There's a lot of reason to worry, for sure. Nobody is going to come tell you climate change isn't real, and nobody is going to be able to tell you that we know what the unknown unknowns are.

One factor for a bit of hope is that the unknown unknowns may also work in our favour: Life adapts and evolution is amazing.

Life endures because it's a very effective negative feedback mechanism. We've already seen genetic drift as organisms have adapted to human activity on Earth (eg how many city pigeons you think existed 10,000 years ago?), so there's definitely possibility for life to adapt and create a different kind of ecosystem as the world changes both in global temperature and industrial technology. We will likely see plants and animals that can make use of the greater CO2 concentrations thrive (and I believe we can already see this on a global trend to some degree with trees), and consequently help fight the imbalance. Different kinds of food and fruit will replace the kinds that existed before, and if they become a monoculture, they'll soon diversify. Even if phytoplankton die, it's likely another organism would take their place in a similar fashion.

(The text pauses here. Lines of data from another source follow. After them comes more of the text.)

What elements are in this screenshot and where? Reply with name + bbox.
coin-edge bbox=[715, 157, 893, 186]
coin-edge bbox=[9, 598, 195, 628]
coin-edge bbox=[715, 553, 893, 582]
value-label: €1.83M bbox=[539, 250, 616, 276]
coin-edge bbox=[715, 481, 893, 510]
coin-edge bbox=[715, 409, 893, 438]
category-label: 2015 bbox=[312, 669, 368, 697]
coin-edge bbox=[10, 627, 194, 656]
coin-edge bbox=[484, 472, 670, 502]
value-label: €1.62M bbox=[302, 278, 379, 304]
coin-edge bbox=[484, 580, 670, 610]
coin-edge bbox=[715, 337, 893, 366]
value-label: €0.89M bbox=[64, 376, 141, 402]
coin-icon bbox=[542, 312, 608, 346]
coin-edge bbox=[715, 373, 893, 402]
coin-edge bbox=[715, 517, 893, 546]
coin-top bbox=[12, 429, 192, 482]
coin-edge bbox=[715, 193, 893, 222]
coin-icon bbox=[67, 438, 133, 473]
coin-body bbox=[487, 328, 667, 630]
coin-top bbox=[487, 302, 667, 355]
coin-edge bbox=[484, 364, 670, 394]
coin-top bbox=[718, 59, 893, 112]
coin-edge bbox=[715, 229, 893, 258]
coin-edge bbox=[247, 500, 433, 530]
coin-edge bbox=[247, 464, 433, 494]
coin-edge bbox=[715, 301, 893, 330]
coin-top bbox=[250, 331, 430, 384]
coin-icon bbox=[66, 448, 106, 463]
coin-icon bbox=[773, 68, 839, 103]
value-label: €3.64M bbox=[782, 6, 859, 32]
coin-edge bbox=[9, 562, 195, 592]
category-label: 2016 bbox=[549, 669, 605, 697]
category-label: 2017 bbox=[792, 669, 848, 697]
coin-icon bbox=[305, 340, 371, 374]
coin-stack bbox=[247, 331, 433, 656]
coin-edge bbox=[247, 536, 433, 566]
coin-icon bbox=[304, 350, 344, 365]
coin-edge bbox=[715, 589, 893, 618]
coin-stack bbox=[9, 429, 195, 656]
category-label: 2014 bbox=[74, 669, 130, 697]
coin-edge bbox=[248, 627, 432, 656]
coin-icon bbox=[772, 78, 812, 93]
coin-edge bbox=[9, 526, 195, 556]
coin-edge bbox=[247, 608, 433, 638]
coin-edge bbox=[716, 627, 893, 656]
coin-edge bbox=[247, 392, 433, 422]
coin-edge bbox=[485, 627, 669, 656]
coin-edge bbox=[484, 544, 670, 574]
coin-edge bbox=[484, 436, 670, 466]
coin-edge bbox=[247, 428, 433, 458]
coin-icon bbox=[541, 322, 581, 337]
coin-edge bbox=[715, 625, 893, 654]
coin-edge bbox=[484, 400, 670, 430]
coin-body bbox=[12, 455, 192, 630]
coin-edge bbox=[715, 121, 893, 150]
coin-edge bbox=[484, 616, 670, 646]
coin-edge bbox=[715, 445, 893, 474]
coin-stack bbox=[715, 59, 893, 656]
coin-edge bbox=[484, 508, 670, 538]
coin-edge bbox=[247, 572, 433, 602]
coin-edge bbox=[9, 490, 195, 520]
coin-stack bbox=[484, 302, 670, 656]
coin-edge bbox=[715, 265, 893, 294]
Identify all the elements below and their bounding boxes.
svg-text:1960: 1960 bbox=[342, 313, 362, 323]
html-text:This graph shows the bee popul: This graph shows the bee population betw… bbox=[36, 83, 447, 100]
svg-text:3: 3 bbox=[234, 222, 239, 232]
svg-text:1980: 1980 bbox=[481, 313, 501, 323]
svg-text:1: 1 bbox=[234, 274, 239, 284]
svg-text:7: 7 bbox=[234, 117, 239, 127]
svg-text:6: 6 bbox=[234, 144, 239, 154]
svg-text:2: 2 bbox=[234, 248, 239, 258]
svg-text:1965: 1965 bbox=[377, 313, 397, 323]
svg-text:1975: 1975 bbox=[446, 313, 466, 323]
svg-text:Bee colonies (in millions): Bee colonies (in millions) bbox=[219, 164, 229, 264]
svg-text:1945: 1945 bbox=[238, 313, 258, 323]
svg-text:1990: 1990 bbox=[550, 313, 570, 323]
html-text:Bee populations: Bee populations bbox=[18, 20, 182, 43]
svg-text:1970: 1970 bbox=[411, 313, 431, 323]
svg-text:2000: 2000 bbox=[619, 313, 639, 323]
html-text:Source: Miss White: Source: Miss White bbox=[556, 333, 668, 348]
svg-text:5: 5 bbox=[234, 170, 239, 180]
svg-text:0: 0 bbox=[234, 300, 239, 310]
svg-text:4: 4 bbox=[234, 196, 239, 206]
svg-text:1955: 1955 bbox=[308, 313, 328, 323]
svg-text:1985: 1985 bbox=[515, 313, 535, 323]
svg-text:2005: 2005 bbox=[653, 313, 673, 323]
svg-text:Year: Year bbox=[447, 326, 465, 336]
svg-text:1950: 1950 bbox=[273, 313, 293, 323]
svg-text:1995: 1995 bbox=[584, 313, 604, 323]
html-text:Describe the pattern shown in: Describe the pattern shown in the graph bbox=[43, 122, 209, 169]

It's not a certainty, and I'm not saying climate change and loss of biodiversity won't be very, very problematic for humans for long time. But it is one factor to think about and perhaps think everything isn't totally doomed - Life is fuckin' cool and will find some way forward, that may include more symbiosis with more humans than you think.

Chances would sure be a lot better if we replaced capitalism though. Let's do that.